Any lag from the position of your head/body and the eye display is going to mess with your proprioception. The worse that lag the more likely you are to get motion sickness.
60hz is great while looking at a screen but may not be enough for keeping a good illusion going while you move around space. hololens has a similar setup that renders triangles at whatever rate it can but updates the position on the display at 240hz (that is, even if the next frame of an animation is lagging, its position in space will be adjusted as you move)
imo the illusion was rock solid, extremely challenging given that the display was transparent so you had to keep up with the real backdrop moving - vision pro and all passthrough devices get to fake it but at the cost of proprioception as you said
The HoloLens was amazing and underrated among the wider internet. Like a lot of Microsoft stuff, it's regarded as a joke until Apple copies it, then suddenly everyone takes it seriously.
Nope, still a joke. Like many MS products individual pieces of tech may be incredible but the overall experience is severely lacking. So while you might say "this one aspect of the display technology is incredible!" everyone who's actually used it will reply, "yeah and if it didn't feel like looking through a postage stamp then it would have been great!"

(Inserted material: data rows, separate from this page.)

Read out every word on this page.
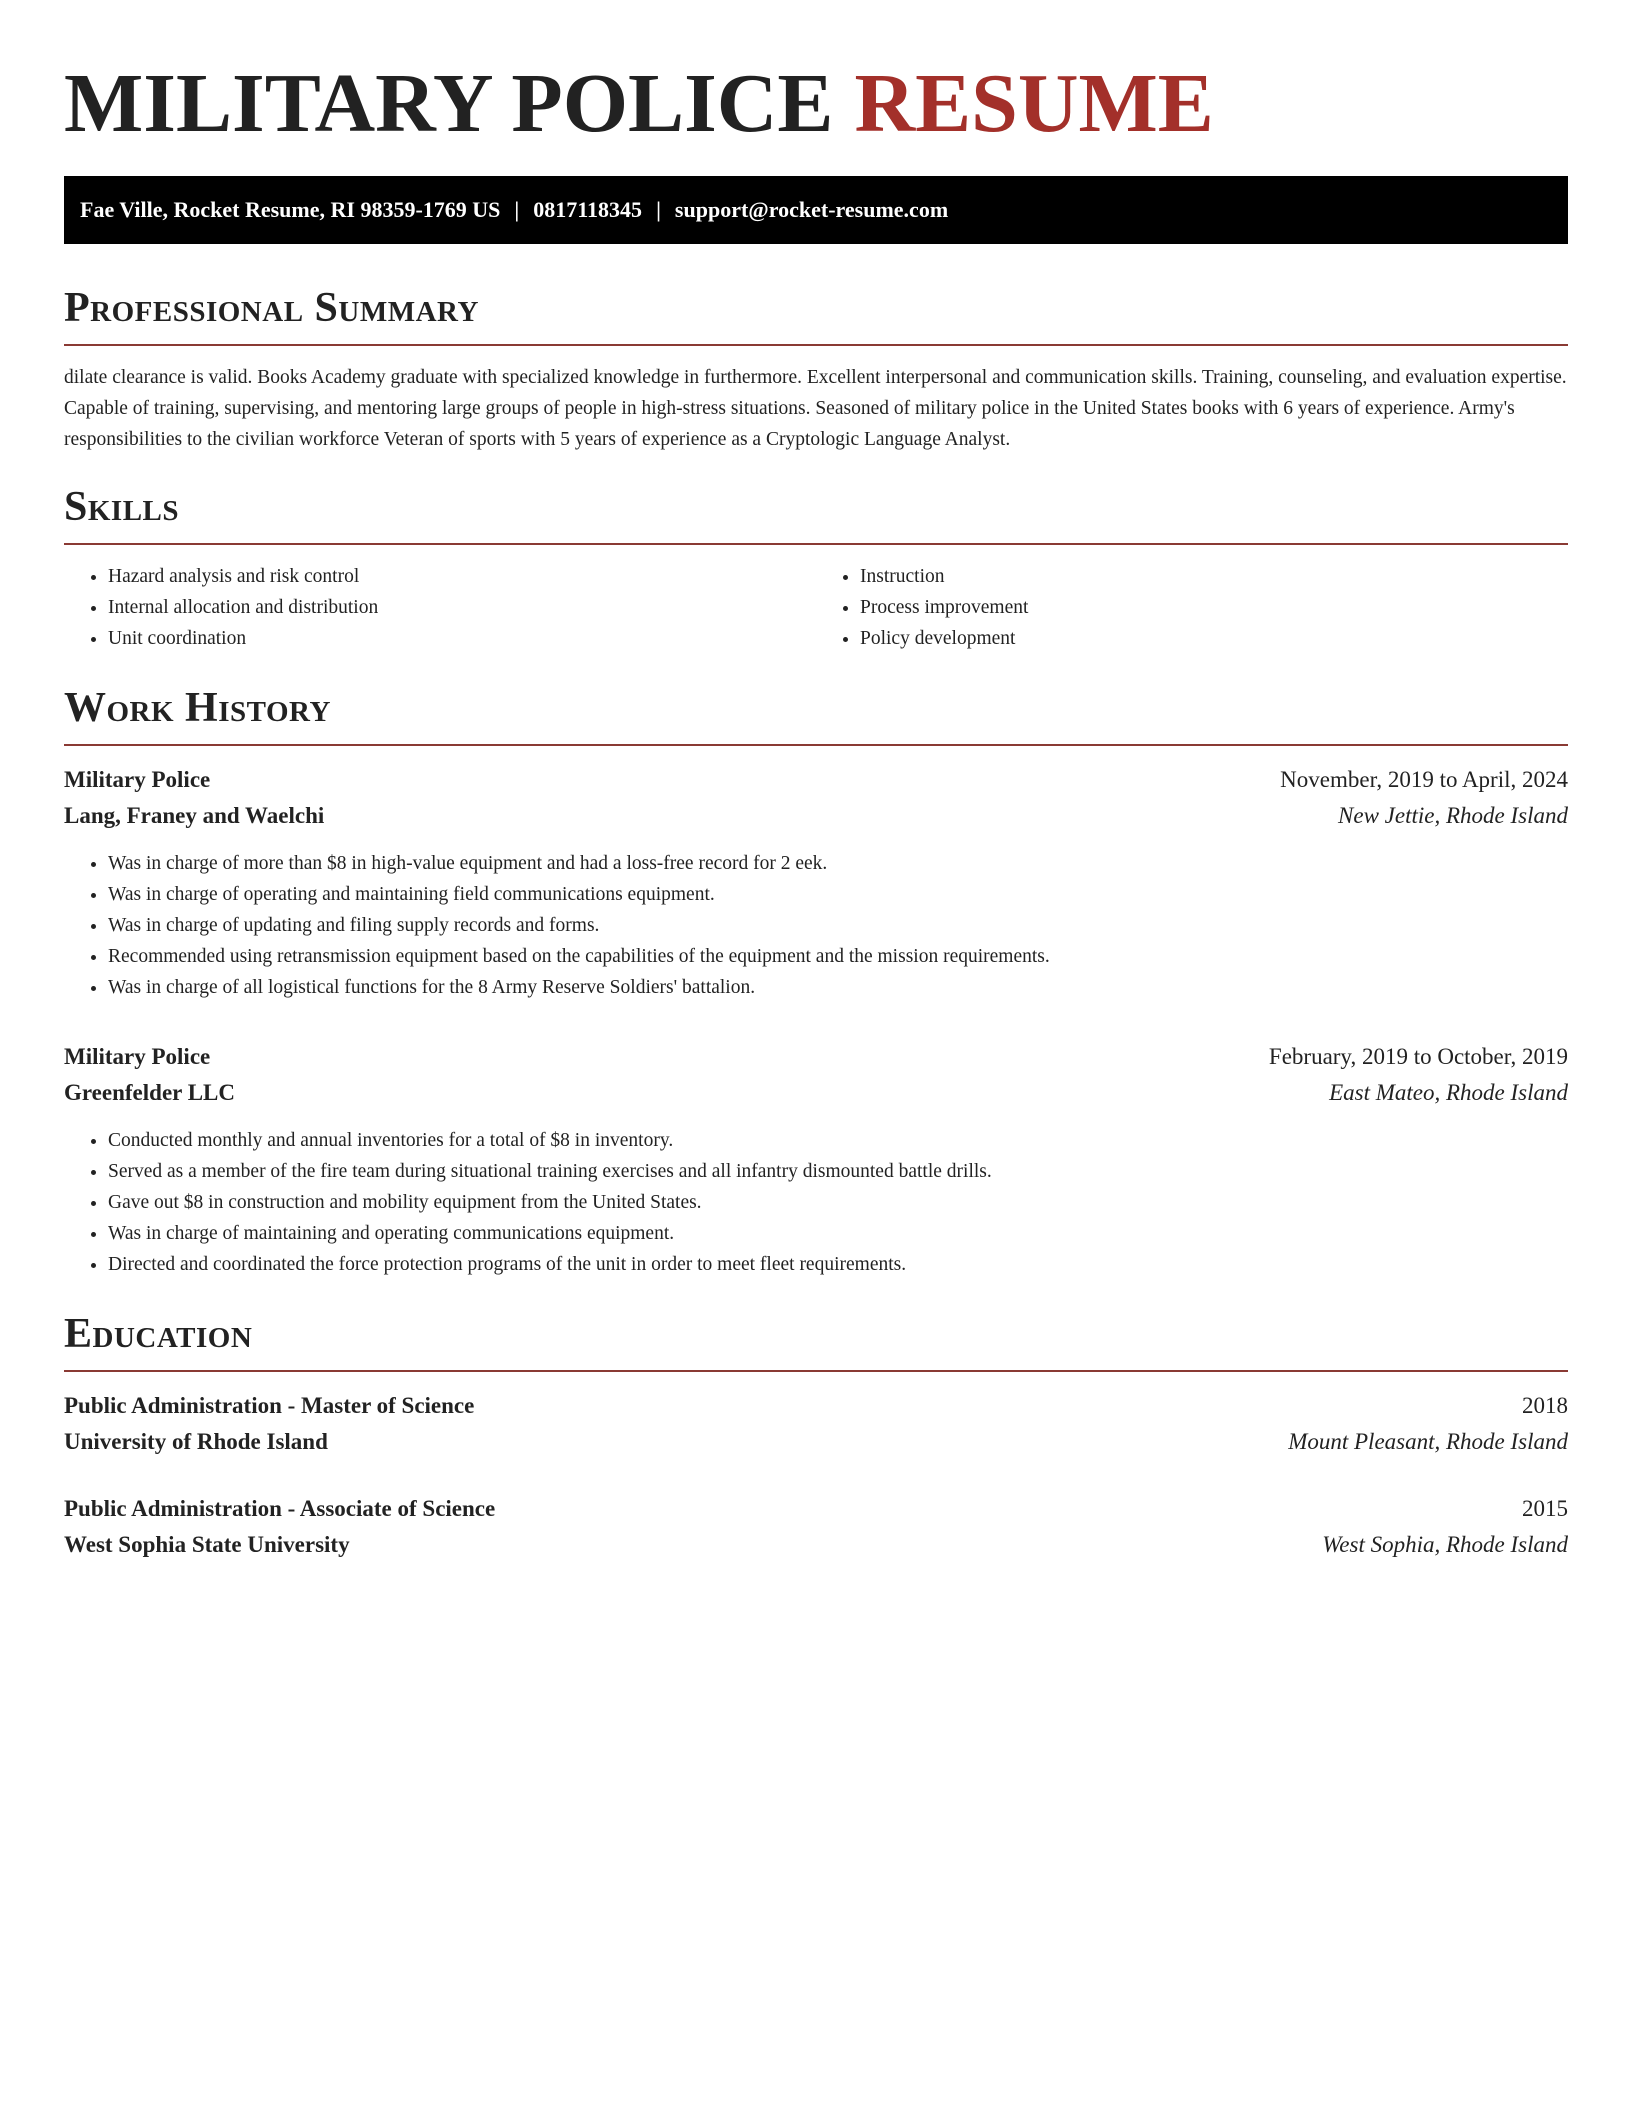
MILITARY POLICE RESUME
Fae Ville, Rocket Resume, RI 98359-1769 US | 0817118345 | support@rocket-resume.com
Professional Summary

dilate clearance is valid. Books Academy graduate with specialized knowledge in furthermore. Excellent interpersonal and communication skills. Training, counseling, and evaluation expertise. Capable of training, supervising, and mentoring large groups of people in high-stress situations. Seasoned of military police in the United States books with 6 years of experience. Army's responsibilities to the civilian workforce Veteran of sports with 5 years of experience as a Cryptologic Language Analyst.

Skills
• Hazard analysis and risk control
• Internal allocation and distribution
• Unit coordination
• Instruction
• Process improvement
• Policy development
Work History
Military Police	November, 2019 to April, 2024
Lang, Franey and Waelchi	New Jettie, Rhode Island
• Was in charge of more than $8 in high-value equipment and had a loss-free record for 2 eek.
• Was in charge of operating and maintaining field communications equipment.
• Was in charge of updating and filing supply records and forms.
• Recommended using retransmission equipment based on the capabilities of the equipment and the mission requirements.
• Was in charge of all logistical functions for the 8 Army Reserve Soldiers' battalion.
Military Police	February, 2019 to October, 2019
Greenfelder LLC	East Mateo, Rhode Island
• Conducted monthly and annual inventories for a total of $8 in inventory.
• Served as a member of the fire team during situational training exercises and all infantry dismounted battle drills.
• Gave out $8 in construction and mobility equipment from the United States.
• Was in charge of maintaining and operating communications equipment.
• Directed and coordinated the force protection programs of the unit in order to meet fleet requirements.
Education
Public Administration - Master of Science	2018
University of Rhode Island	Mount Pleasant, Rhode Island
Public Administration - Associate of Science	2015
West Sophia State University	West Sophia, Rhode Island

Those 12ms affect the latency, not the framerate. The thing will definitely not render at just 60Hz as that's too low for VR, the standard is usually 90Hz or 120Hz.
If you divide 1 second by 60, you get 16ms. So to hit 60 Hz, you need to complete all processing and draw the frame within 16ms. For 120Hz, like you're claiming, all processing needs to be completed in half the time, or 8ms. And yet, Apple says the R1 takes 12 ms to process input from the sensors? You can draw your own conclusions.
You forget that the processing doesn't have to finish within the same frame. Latency is not throughput.
Not even the most expensive high-end gaming setups can finish the entire input-to-screen processing within just one frame, and yet they can easily render some games at 500Hz or more.
Nothing about end-to-end latency of the R1 tells you anything about how pipelined it might be. It very well could have multiple frames in-flight at the same time in different stages of processing.
To provide a comfortable experience the frame pipeline can't be very deep. The older the frame state compared to the wearer's current proprioception the more likely they are to experience discomfort or outright motion sickness.
That's why I assume the R1 is trying to provide the render pipeline with "current" positional state and then tries to finish the drawing in the remaining 4ms (for 60fps) then the display is only going to lag the wearer's perception by 16ms which is less likely to cause discomfort.
This could be mitigated more if the objects in the VR scene are tagged with motion vectors. If the R1 state update doesn't land in time the renderer can interpolate the "current" position by applying those motion vectors to objects in the scene.
> and can write out state to the shared main memory
I think it would actually make more sense for the M1 to treat the R1 as a display that it writes final composited frames to, then the R1 integrates the output from the M1 into the rest of the scene it’s rendering from the other sensors. IE, the output of the M1 is essentially another camera input to the R1 (well, camera plus multi-channel audio).
Any lag from the position of your head/body and the eye display is going to mess with your proprioception. The worse that lag the more likely you are to get motion sickness.